Software systems that do not attract interest can be produced by any
company. However, they are more common in startups because, by
definition, startups operate in environments of high uncertainty. On the
other hand, the definition of a startup is not restricted to a company
formed by two university students developing a new product in a garage.
According to Ries (page 27 of his book), anyone who is creating a new
product or business under conditions of extreme uncertainty is an
entrepreneur whether he or she knows it or not and whether working in a
government agency, a venture-backed company, a nonprofit, or a decidedly
for-profit company with financial investors.
To clarify our scenario, let’s suppose we intend to create a new system, but we are not sure whether it will attract users and be successful. As noted earlier, in such cases, it is not recommended to spend years defining the requirements and implementing this system, only to then conclude it will be a failure. However, it also doesn’t make sense to conduct market research to infer the system’s reception. Because our requirements are different from those of any existing system, the results of this research may not be reliable.
Therefore, a solution is to implement a system with the minimum set of requirements that are sufficient to test the viability of its development. In the Lean Startup terminology, this initial system is referred to as a Minimum Viable Product (MVP). An MVP’s goal is commonly described as testing a business hypothesis.

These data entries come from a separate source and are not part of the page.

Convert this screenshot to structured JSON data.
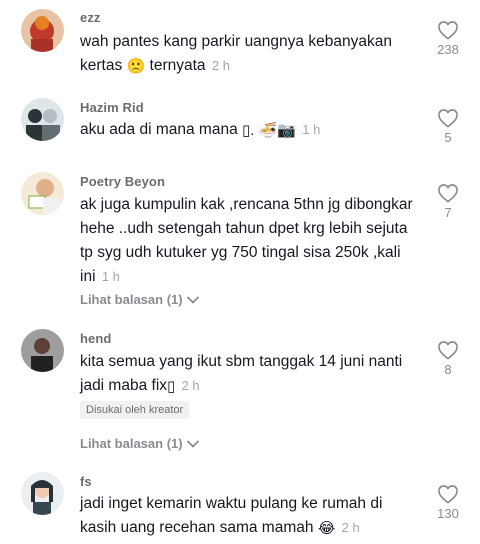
{
  "comments": [
    {
      "username": "ezz",
      "text": "wah pantes kang parkir uangnya kebanyakan kertas",
      "emoji": "🙁",
      "text_after": "ternyata",
      "time": "2 h",
      "likes": "238"
    },
    {
      "username": "Hazim Rid",
      "text": "aku ada di mana mana",
      "emoji": "▯. 🍜📷",
      "time": "1 h",
      "likes": "5"
    },
    {
      "username": "Poetry Beyon",
      "text": "ak juga kumpulin kak ,rencana 5thn jg dibongkar hehe ..udh setengah tahun dpet krg lebih sejuta tp syg udh kutuker yg 750 tingal sisa 250k ,kali ini",
      "time": "1 h",
      "likes": "7",
      "view_replies": "Lihat balasan (1)"
    },
    {
      "username": "hend",
      "text": "kita semua yang ikut sbm tanggak 14 juni nanti jadi maba fix",
      "emoji": "▯",
      "time": "2 h",
      "likes": "8",
      "badge": "Disukai oleh kreator",
      "view_replies": "Lihat balasan (1)"
    },
    {
      "username": "fs",
      "text": "jadi inget kemarin waktu pulang ke rumah di kasih uang recehan sama mamah",
      "emoji": "😂",
      "time": "2 h",
      "likes": "130"
    }
  ],
  "colors": {
    "text": "#161823",
    "muted": "#8a8b91",
    "time": "#a4a5ab"
  },
  "icons": {
    "like": "heart-outline-icon",
    "expand": "chevron-down-icon"
  }
}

Moreover, the Lean Startup movement proposes a systematic and scientific method for building and verifying MVPs. This method consists of a cycle with three steps: build, measure, and learn (see the next figure). In the first step (build), one has a product idea and implements an MVP to test it. In the second step (measure), the MVP is made available to real customers to collect data on its usage. In the third step (learn), the collected data is analyzed, resulting in what is termed validated learning.
The knowledge derived from an MVP test can lead to the following decisions:
We may conclude that further tests with the MVP are needed, possibly changing its requirements, user interface, or target market. In this case, the cycle is repeated, returning to the build step.
We may conclude that the test was successful, and therefore a market for the system (a product-market fit) was found. Consequently, it’s time to invest more resources to implement a feature-complete and robust system.
Finally, the MVP might have failed after several attempts. This leaves two alternatives: (1) abandon the venture, particularly if there are no more financial resources to keep it alive; or (2) perform a pivot, which means abandoning the original vision and attempting a new MVP with major changes, such as a completely different set of features or targeting a new market.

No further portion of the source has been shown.